Peter Cherches has been writing short-prose since before cute phrases like “Flash Fiction” or “Short Shorts” were coined to characterize the genre. His first books came out in the early 1980’s, from notable downtown New York presses like Red Dust and Benzene. Back then, in addition to publishing his pieces widely in both mainstream and alternative magazines, Cherches performed at punk venues with experimental musician Elliott Sharp as the duet Sonorexia, he edited an underground art and literary journal, Zone, and he collaborated with letterpress wizards Purgatory Pie Press on a couple of wonderful artist’s books.
His published work has always had a strong element of performance, sometimes explicitly, in dialogues and trialogues, otherwise implicitly, in monologuish rants. The work has also always been readable, humorous, minimal (more in the manner of Sixties art than Carver), thought-provoking, and too little known.

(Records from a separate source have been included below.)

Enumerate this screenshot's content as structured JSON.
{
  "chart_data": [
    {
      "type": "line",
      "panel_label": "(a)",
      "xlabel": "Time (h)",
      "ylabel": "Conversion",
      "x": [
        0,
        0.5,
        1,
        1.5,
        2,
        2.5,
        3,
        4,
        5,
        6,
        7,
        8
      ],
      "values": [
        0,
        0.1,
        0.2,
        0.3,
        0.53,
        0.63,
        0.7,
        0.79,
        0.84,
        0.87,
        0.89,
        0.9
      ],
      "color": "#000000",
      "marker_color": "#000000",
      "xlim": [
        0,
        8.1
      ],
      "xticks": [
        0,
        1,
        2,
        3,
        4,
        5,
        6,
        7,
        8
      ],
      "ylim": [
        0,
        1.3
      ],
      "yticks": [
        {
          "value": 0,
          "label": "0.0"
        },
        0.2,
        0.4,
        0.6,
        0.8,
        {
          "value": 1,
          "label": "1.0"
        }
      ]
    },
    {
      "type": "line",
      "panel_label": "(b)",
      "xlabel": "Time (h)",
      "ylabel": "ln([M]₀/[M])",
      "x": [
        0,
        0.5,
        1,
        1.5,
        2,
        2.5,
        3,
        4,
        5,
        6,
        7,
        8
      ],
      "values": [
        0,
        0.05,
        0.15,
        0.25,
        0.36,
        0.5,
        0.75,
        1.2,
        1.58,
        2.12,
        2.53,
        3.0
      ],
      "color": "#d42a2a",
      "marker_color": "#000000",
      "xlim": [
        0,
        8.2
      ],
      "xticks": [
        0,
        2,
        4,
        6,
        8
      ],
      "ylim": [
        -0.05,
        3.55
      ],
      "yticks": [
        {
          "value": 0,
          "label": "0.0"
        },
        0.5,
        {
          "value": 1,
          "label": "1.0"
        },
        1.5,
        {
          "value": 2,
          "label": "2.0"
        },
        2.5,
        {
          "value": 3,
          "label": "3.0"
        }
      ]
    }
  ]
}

The collection Lift Your Right Arm, from a new and adventurous publisher, includes five sequences of short-prose by Cherches, some from decades past, some recent. First is ‘Mr. Deadman,’ vignettes about an alter-ego whose life, so to speak, seems to revolve around morbid wordplay (“Life, Mr. Deadman says, is a death-defying stunt,” reads one page in its entirety), though the puns et al embroider seriously existential fables, a little like Russell Edson’s or Marvin Cohen’s. The second sequence, ‘Bagatelles,’ originally appeared as a chapbook in 1981 and was reprinted in Cherches’ classic Condensed Book (1986); in 2004, Billy Collins selected its brilliant opening piece, “Lift Your Right Arm,” for his Poetry 180 project at the Library of Congress. The writing’s deceptively simple — and still fresh — throughout this batch of playfully-presented conversations, which explore couple relationships in hilarious, ambiguous, and sometimes profound ways. Part three, ‘Dirty Windows,’ also about a relationship, starts like a novel in short-prose, its complete first ‘chapter’ being: “They met at a bookstore. She was thumbing through Finnegans Wake when he came by and said, ‘Nice weather.’ She liked that, so when he asked her to join him for a cup of coffee she agreed. They started talking and he learned that she was a meteorologist.” Thereafter, 24 further verbal snapshots build into a portrait of a bickering (but funny) couple, until, true to Cherches’ devotion to formal experimentation, the ‘novel’ just peters out (so to speak). While both plot and character play parts in Cherches’ constructions, neither is taken too seriously. The fourth section, ‘Trio Bagatelles,’ consists of playlets exploring group dynamics, witty and typically philosophical, and in part five, ‘A Certain Clarence,’ (nods to Michaux and Cortázar), the lead character ruminates on the odd assortment of metaphysical situations in which he finds himself.
Cherches is an experienced, self-aware writer with a great ear for colloquialisms and an ever-restless, clever way with literary structure. His work does what good literature should: it makes readers rethink their circumstances. What’s more, it does so in a really entertaining way. Lift Your Right Arm is an excellent introduction to his stuff, easily worth twice its modest price.